Andai tugas yang diberikan adalah membuat tulisan kelompok, maka dosen seharusnya berada di tengah kelompok memperhatikan dan mengarahkan bagaimana mereka menentukan kordinator/ketuanya, bagaimana mereka memutuskan topik yang akan ditulis, bagaimana mereka membagi tugas dan menulis bersama. Adakah sinkronisasi dilakukan setelah semua tulisan terkumpul?. Tidak heran jika tulisan yang disusun tidak runtut dari satu bab ke bab lain, karena mahasiswa tidak benar-benar bekerjasama, tetapi sama-sama bekerja. Asistensi seperti yang dilakukan di bidang arsitek perlu mendapat acungan jempol dalam menjadikan mahasiswa kompeten di bidangnya. Demikian juga yang dilakukan di teknik kimia di beberapa perguruan tinggi, saat mengadakan pembicaraan antara dosen dan mahasiswa sebelum masuk laboratorium. Hal ini tidak mungkin dilakukan dengan waktu yang terbatas dan jumlah mahasiswa yang banyak di kelas. Seyogyanya perubahan proses pendidikan diawali dengan perubahan aturan akademik terlebih dahulu. Sebagai contoh di TI ITS yang membatasi mahasiswa dalam satu kelas hanya maksimal 35 orang. Padahal satu tahun mahasiswa yang diterima sekitar 150 orang. Dengan demikian kelas paralel diterapkan oleh pimpinan perguruan tinggi.

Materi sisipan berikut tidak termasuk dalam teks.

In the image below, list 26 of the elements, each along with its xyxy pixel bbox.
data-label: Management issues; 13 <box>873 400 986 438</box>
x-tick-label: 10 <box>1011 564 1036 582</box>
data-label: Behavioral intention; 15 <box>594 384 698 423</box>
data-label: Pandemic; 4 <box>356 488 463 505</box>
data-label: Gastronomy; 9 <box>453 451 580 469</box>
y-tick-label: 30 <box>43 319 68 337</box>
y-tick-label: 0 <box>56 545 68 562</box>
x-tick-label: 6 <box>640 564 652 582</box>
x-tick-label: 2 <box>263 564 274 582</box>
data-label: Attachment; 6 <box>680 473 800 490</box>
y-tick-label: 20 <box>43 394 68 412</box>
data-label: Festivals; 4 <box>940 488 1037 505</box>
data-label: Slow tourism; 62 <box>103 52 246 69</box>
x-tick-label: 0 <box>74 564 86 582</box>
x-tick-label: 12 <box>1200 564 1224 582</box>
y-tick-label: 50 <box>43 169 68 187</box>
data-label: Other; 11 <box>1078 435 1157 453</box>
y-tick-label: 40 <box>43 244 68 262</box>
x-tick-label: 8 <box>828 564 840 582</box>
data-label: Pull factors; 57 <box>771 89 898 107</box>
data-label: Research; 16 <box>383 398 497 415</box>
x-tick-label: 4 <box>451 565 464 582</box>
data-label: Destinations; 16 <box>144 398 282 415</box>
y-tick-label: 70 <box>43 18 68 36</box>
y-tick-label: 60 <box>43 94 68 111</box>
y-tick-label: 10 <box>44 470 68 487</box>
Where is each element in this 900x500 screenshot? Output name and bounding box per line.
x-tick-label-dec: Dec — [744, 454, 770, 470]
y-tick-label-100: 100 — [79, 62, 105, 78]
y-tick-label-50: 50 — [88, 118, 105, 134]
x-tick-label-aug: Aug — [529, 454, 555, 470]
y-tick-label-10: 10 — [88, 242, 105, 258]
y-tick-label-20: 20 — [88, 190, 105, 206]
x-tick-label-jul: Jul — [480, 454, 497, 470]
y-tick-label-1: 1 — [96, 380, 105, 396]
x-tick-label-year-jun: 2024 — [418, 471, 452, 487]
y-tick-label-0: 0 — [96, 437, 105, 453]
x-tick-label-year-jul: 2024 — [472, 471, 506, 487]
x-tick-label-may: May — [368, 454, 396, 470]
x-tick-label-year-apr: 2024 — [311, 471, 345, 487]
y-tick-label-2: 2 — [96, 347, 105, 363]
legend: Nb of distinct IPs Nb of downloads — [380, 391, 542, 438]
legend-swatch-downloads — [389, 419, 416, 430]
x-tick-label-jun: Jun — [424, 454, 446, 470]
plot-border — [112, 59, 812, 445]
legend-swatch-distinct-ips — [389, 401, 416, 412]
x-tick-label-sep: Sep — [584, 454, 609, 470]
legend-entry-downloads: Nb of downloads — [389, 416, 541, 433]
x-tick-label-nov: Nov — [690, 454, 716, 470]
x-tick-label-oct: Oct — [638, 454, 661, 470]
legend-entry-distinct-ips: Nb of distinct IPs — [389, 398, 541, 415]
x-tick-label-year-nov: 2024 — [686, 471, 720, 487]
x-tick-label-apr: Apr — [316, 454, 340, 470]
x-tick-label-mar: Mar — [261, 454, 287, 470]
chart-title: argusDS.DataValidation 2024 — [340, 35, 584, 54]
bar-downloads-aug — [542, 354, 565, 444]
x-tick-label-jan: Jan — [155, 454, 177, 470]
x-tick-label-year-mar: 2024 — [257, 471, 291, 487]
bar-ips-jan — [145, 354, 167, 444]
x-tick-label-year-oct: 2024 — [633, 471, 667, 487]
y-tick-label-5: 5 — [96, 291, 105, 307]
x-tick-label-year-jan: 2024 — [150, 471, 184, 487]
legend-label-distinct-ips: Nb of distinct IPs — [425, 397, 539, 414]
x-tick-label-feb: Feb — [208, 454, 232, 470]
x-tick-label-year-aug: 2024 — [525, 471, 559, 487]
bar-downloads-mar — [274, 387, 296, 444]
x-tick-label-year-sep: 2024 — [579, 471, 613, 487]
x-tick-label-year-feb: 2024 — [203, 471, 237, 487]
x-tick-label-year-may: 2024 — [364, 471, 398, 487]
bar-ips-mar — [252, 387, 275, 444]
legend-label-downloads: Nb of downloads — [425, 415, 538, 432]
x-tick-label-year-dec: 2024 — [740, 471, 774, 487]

Beberapa perubahan dalam proses pembelajaran dapat disimpulkan sebagai berikut:

  • Dari sisi pengetahuan, dulu pengetahuan dipandang sebagai sesuatu yang sudah jadi, tinggal dipindahkan dari dosen ke mahasiswa. Namun sekarang pengetahuan adalah hasil konstruksi atau hasil transformasi seseorang yang belajar.
  • Dulu belajar adalah menerima pengetahuan (pasif-reseptif), sekarang belajar adalah mencari dan mengkonstruksi (membentuk) pengetahuan aktif dan spesifik caranya.
  • Dulu mengajar adalah menjalankan sebuah instruksi yang telah dirancang, namun kini menjalankan berbagai strategi yang membantu mahasiswa untuk dapat belajar.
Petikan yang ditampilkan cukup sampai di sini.